Semab Tariq deletes a significant amount of data:
In today’s blog, we will discuss another crucial aspect of time-series data management: massive delete operations.
As your data grows over time, older records often lose their relevance but continue to occupy valuable disk space, potentially increasing storage costs and might degrade the performance if not managed well.
Let’s walk through some strategies to clean up or downsample aged data in TimescaleDB, helping you maintain a lean, efficient, and cost-effective database.

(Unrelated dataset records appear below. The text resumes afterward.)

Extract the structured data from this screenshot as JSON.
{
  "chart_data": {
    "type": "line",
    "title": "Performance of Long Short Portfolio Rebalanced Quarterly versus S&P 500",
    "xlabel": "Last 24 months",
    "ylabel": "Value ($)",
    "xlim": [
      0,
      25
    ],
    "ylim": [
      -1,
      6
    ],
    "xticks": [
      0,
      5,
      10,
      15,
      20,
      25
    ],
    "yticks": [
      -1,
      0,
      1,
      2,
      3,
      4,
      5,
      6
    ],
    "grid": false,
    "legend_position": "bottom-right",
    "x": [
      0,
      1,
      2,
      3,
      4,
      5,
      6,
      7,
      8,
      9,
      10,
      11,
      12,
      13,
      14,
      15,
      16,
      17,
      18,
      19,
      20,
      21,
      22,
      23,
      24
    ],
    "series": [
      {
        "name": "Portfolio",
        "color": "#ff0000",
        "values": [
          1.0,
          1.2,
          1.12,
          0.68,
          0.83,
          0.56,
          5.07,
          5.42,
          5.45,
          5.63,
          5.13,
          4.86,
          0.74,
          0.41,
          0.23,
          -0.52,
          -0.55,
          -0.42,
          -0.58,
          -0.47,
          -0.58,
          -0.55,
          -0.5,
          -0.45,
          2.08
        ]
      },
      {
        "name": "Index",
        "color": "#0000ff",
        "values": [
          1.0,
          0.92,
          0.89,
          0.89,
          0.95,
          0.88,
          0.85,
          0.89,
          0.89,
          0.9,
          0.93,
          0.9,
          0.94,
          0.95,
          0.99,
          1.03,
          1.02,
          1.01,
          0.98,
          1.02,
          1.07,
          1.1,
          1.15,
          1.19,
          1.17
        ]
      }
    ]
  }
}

The “or downsample” is huge, by the way: as a simple example, suppose you collect one record every millisecond, or 1000 per second. Say that we have a date+time and a few floating point numbers that add up to 40 bytes per record. If we have a year of data at that grain, we have 40 bytes/record * 1000 records/second * 3600 seconds/hour * 24 hours/day * 365.25 days/year, or 1,262,304,000,000 bytes/year. That’s ~1.15 terabytes of data per year, assuming no compression (which there actually is, but whatever). By contrast, if you keep millisecond-level data for a week, second-level for 3 weeks, and minute-level for the remaining year, you have:
40 bytes/record * 1000 records/second * 3600 seconds/hour * 24 hours/day * 7 days/week * 1 week = 22.53 gigabytes
40 bytes/record * 1 record/second * 3600 seconds/hour * 24 hours/day * 7 days/week * 3 weeks = 69 megabytes
40 bytes/record * 1 record/minute * 60 minutes/hour * 24 hours/day * 337.25 days = 18.5 megabytes
And for most cases, we only need the lowest level of granularity for a relatively short amount of time. After that, we typically care more about how the current data looks versus older data, for the purposes of trending.